Read data stored in formats with rich metadata, such as SPSS (.sav) files, and make them usable in a programmatic context.
read_spss: read an SPSS file and record metadata for reproducibility
read_rds: read an rds file and record metadata for reproducibility
read_surveys: programmatically read a list of surveys
pull_survey: pull a single survey from a survey list.

subsetting functions

subset_surveys: remove variables from surveys that cannot be harmonized.

variable name harmonization functions

harmonize_survey_variables: Create a list of surveys with harmonized variable names.

codebook functions

codebook_create: A not yet working function.

codelist functions

codelist_create: A not yet working function.

variable label harmonization functions

Create consistent coding and labelling.
harmonize_values: Harmonize the label list across surveys.
harmonize_survey_values: Create a list of surveys with harmonized value labels.
na_range_to_values: Make the na_range attributes, as imported from SPSS, consistent with the na_values attributes.
label_normalize removes special characters, whitespace, and other typical typing errors and helps the uniformization of labels and variable names.

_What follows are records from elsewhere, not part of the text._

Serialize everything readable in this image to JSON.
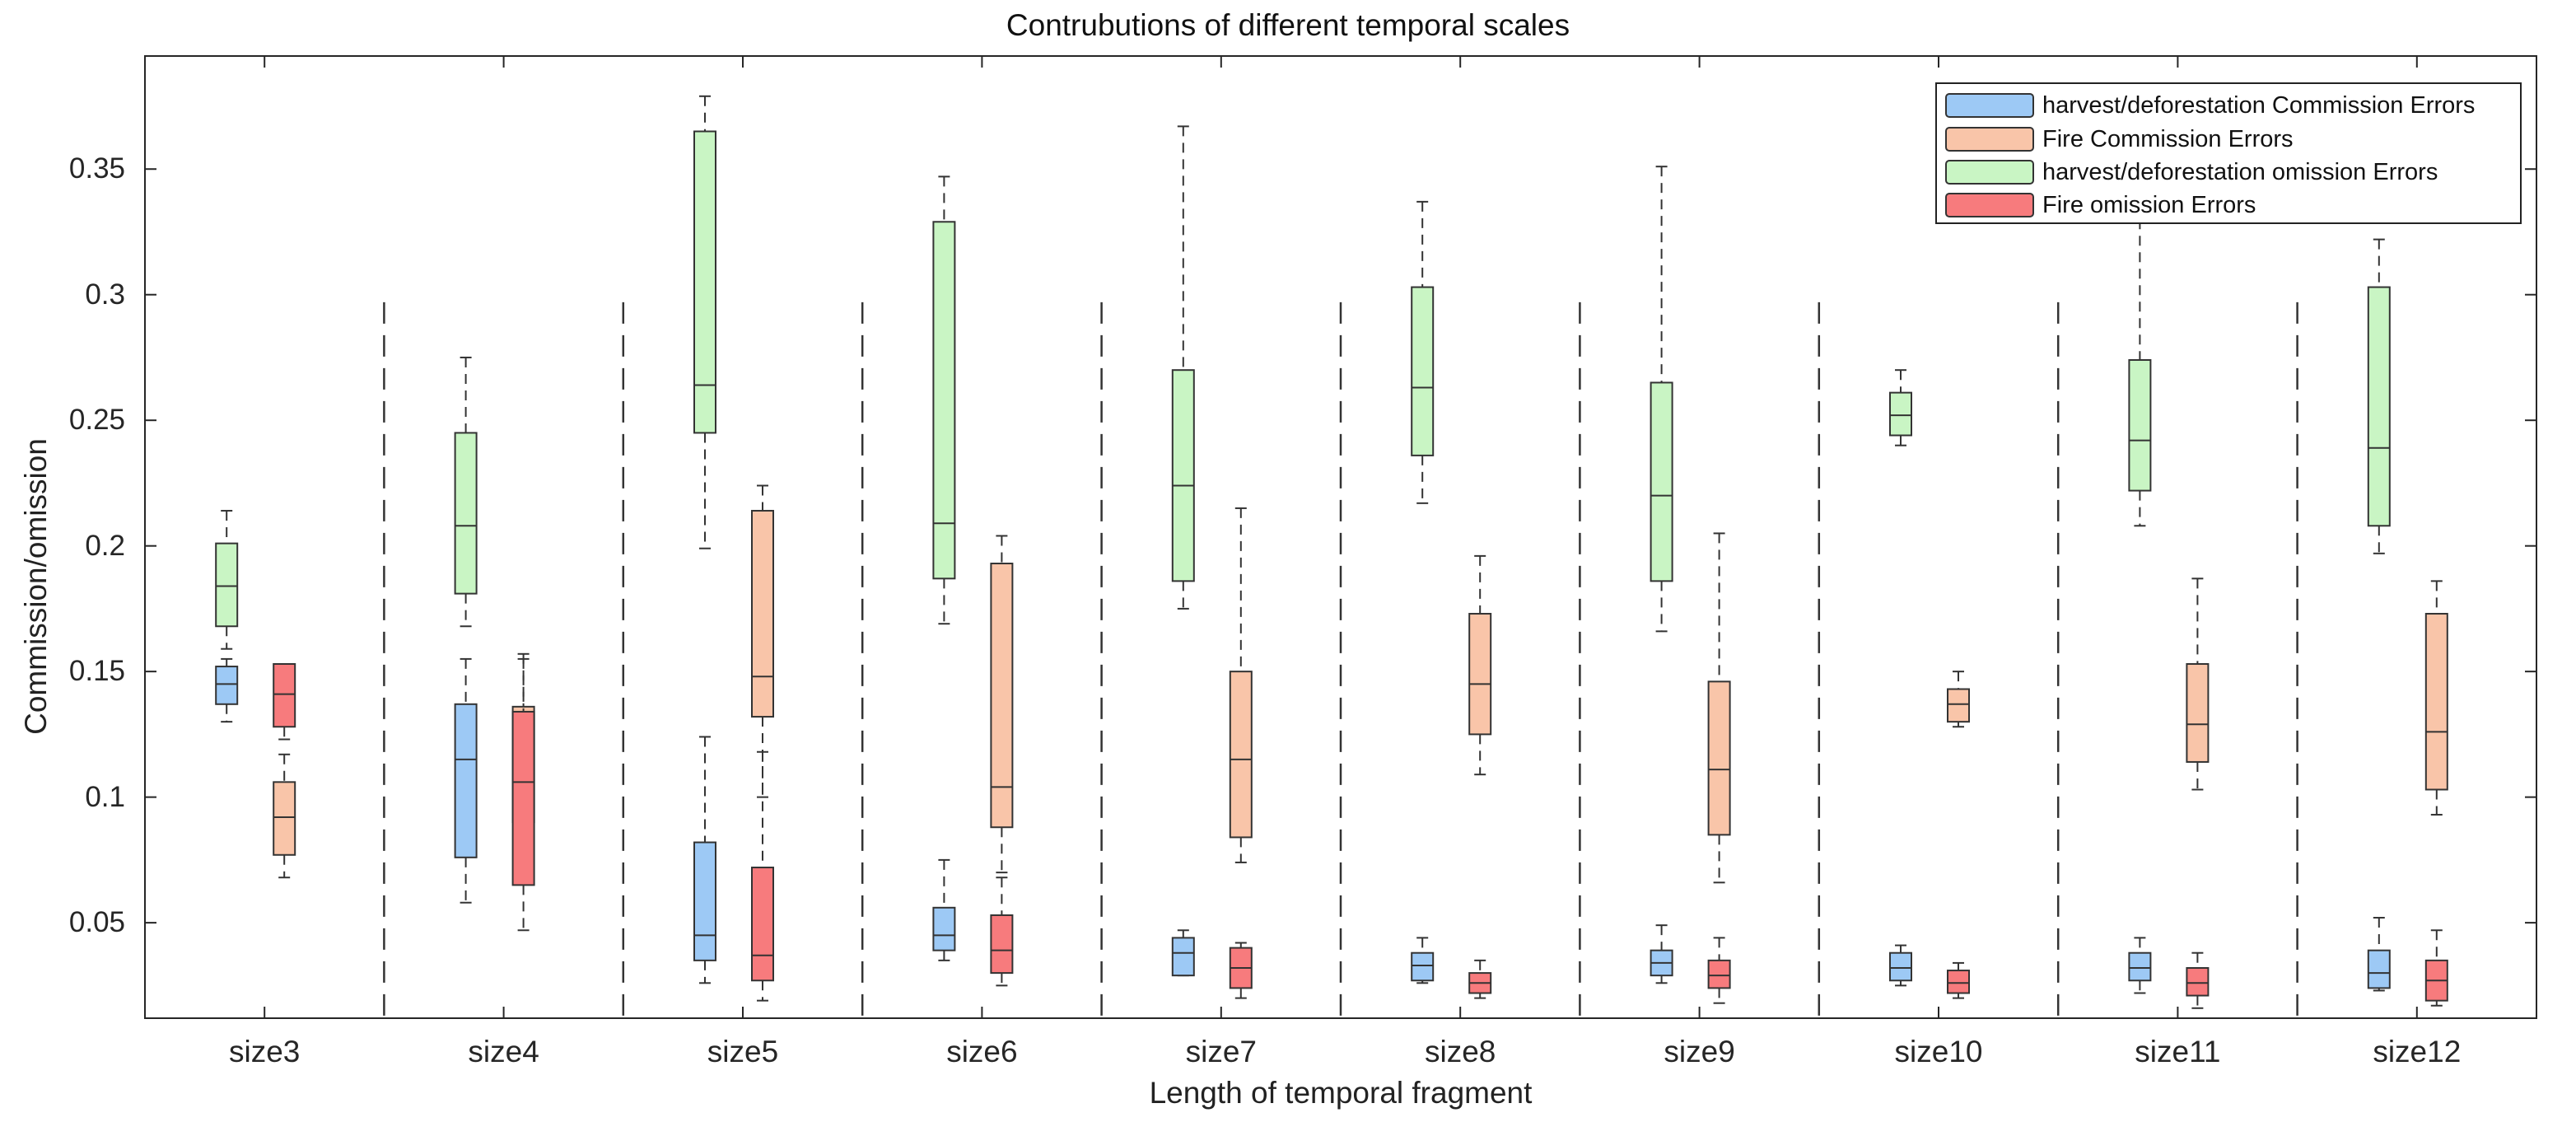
{
  "chart_data": {
    "type": "boxplot",
    "title": "Contrubutions of different temporal scales",
    "xlabel": "Length of temporal fragment",
    "ylabel": "Commission/omission",
    "ylim": [
      0.012,
      0.395
    ],
    "yticks": [
      0.05,
      0.1,
      0.15,
      0.2,
      0.25,
      0.3,
      0.35
    ],
    "ytick_labels": [
      "0.05",
      "0.1",
      "0.15",
      "0.2",
      "0.25",
      "0.3",
      "0.35"
    ],
    "categories": [
      "size3",
      "size4",
      "size5",
      "size6",
      "size7",
      "size8",
      "size9",
      "size10",
      "size11",
      "size12"
    ],
    "legend_position": "top-right",
    "series": [
      {
        "name": "harvest/deforestation Commission Errors",
        "color": "#9dc9f5",
        "boxes": [
          {
            "min": 0.13,
            "q1": 0.137,
            "median": 0.145,
            "q3": 0.152,
            "max": 0.155
          },
          {
            "min": 0.058,
            "q1": 0.076,
            "median": 0.115,
            "q3": 0.137,
            "max": 0.155
          },
          {
            "min": 0.026,
            "q1": 0.035,
            "median": 0.045,
            "q3": 0.082,
            "max": 0.124
          },
          {
            "min": 0.035,
            "q1": 0.039,
            "median": 0.045,
            "q3": 0.056,
            "max": 0.075
          },
          {
            "min": 0.029,
            "q1": 0.029,
            "median": 0.038,
            "q3": 0.044,
            "max": 0.047
          },
          {
            "min": 0.026,
            "q1": 0.027,
            "median": 0.033,
            "q3": 0.038,
            "max": 0.044
          },
          {
            "min": 0.026,
            "q1": 0.029,
            "median": 0.034,
            "q3": 0.039,
            "max": 0.049
          },
          {
            "min": 0.025,
            "q1": 0.027,
            "median": 0.032,
            "q3": 0.038,
            "max": 0.041
          },
          {
            "min": 0.022,
            "q1": 0.027,
            "median": 0.032,
            "q3": 0.038,
            "max": 0.044
          },
          {
            "min": 0.023,
            "q1": 0.024,
            "median": 0.03,
            "q3": 0.039,
            "max": 0.052
          }
        ]
      },
      {
        "name": "Fire Commission Errors",
        "color": "#f9c5a9",
        "boxes": [
          {
            "min": 0.068,
            "q1": 0.077,
            "median": 0.092,
            "q3": 0.106,
            "max": 0.117
          },
          {
            "min": 0.077,
            "q1": 0.09,
            "median": 0.11,
            "q3": 0.136,
            "max": 0.157
          },
          {
            "min": 0.1,
            "q1": 0.132,
            "median": 0.148,
            "q3": 0.214,
            "max": 0.224
          },
          {
            "min": 0.07,
            "q1": 0.088,
            "median": 0.104,
            "q3": 0.193,
            "max": 0.204
          },
          {
            "min": 0.074,
            "q1": 0.084,
            "median": 0.115,
            "q3": 0.15,
            "max": 0.215
          },
          {
            "min": 0.109,
            "q1": 0.125,
            "median": 0.145,
            "q3": 0.173,
            "max": 0.196
          },
          {
            "min": 0.066,
            "q1": 0.085,
            "median": 0.111,
            "q3": 0.146,
            "max": 0.205
          },
          {
            "min": 0.128,
            "q1": 0.13,
            "median": 0.137,
            "q3": 0.143,
            "max": 0.15
          },
          {
            "min": 0.103,
            "q1": 0.114,
            "median": 0.129,
            "q3": 0.153,
            "max": 0.187
          },
          {
            "min": 0.093,
            "q1": 0.103,
            "median": 0.126,
            "q3": 0.173,
            "max": 0.186
          }
        ]
      },
      {
        "name": "harvest/deforestation omission Errors",
        "color": "#c9f5c4",
        "boxes": [
          {
            "min": 0.159,
            "q1": 0.168,
            "median": 0.184,
            "q3": 0.201,
            "max": 0.214
          },
          {
            "min": 0.168,
            "q1": 0.181,
            "median": 0.208,
            "q3": 0.245,
            "max": 0.275
          },
          {
            "min": 0.199,
            "q1": 0.245,
            "median": 0.264,
            "q3": 0.365,
            "max": 0.379
          },
          {
            "min": 0.169,
            "q1": 0.187,
            "median": 0.209,
            "q3": 0.329,
            "max": 0.347
          },
          {
            "min": 0.175,
            "q1": 0.186,
            "median": 0.224,
            "q3": 0.27,
            "max": 0.367
          },
          {
            "min": 0.217,
            "q1": 0.236,
            "median": 0.263,
            "q3": 0.303,
            "max": 0.337
          },
          {
            "min": 0.166,
            "q1": 0.186,
            "median": 0.22,
            "q3": 0.265,
            "max": 0.351
          },
          {
            "min": 0.24,
            "q1": 0.244,
            "median": 0.252,
            "q3": 0.261,
            "max": 0.27
          },
          {
            "min": 0.208,
            "q1": 0.222,
            "median": 0.242,
            "q3": 0.274,
            "max": 0.33
          },
          {
            "min": 0.197,
            "q1": 0.208,
            "median": 0.239,
            "q3": 0.303,
            "max": 0.322
          }
        ]
      },
      {
        "name": "Fire omission Errors",
        "color": "#f77b7d",
        "boxes": [
          {
            "min": 0.123,
            "q1": 0.128,
            "median": 0.141,
            "q3": 0.153,
            "max": 0.153
          },
          {
            "min": 0.047,
            "q1": 0.065,
            "median": 0.106,
            "q3": 0.134,
            "max": 0.155
          },
          {
            "min": 0.019,
            "q1": 0.027,
            "median": 0.037,
            "q3": 0.072,
            "max": 0.118
          },
          {
            "min": 0.025,
            "q1": 0.03,
            "median": 0.039,
            "q3": 0.053,
            "max": 0.068
          },
          {
            "min": 0.02,
            "q1": 0.024,
            "median": 0.032,
            "q3": 0.04,
            "max": 0.042
          },
          {
            "min": 0.02,
            "q1": 0.022,
            "median": 0.026,
            "q3": 0.03,
            "max": 0.035
          },
          {
            "min": 0.018,
            "q1": 0.024,
            "median": 0.029,
            "q3": 0.035,
            "max": 0.044
          },
          {
            "min": 0.02,
            "q1": 0.022,
            "median": 0.026,
            "q3": 0.031,
            "max": 0.034
          },
          {
            "min": 0.016,
            "q1": 0.021,
            "median": 0.026,
            "q3": 0.032,
            "max": 0.038
          },
          {
            "min": 0.017,
            "q1": 0.019,
            "median": 0.027,
            "q3": 0.035,
            "max": 0.047
          }
        ]
      }
    ]
  }
}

survey harmonization functions

merge_surveys: Create a list of surveys with harmonized names and variable labels.
crosswalk_surveys: Create a list of surveys with harmonized variable names, harmonized value labels and harmonize R classes.
crosswalk: Create a joined data frame of surveys with harmonized variable names, harmonized value labels and harmonize R classes.

metadata functions

metadata_create: Createa metadata dataa from one or more survey.
metadata_survey_create: Create a joined metadata data frame from one survey.
create_codebook and codebook_waves_create crosswalk_table_create: Create an initial crosswalk table from a metadata data frame.

documentation functions

Make the workflow reproducible by recording the harmonization process. document_survey_item: Returns a list of the current and historic coding, labelling of the valid range and missing values or range, the history of the variable names and the history of the survey IDs. document_surveys: Document the key attributes surveys in a survey list.

type conversion functions

Consistently treat labels and SPSS-style user-defined missing values in the R language. survey helps constructing a valid survey data frame, and labelled_spss_survey helps creating a vector for a questionnaire item. as_numeric: convert to numeric values.
as_factor: convert to labels to factor levels.
as_character: convert to labels to characters.
as_labelled_spss_survey: convert labelled and labelled_spss vectors to labelled_spss_survey vectors.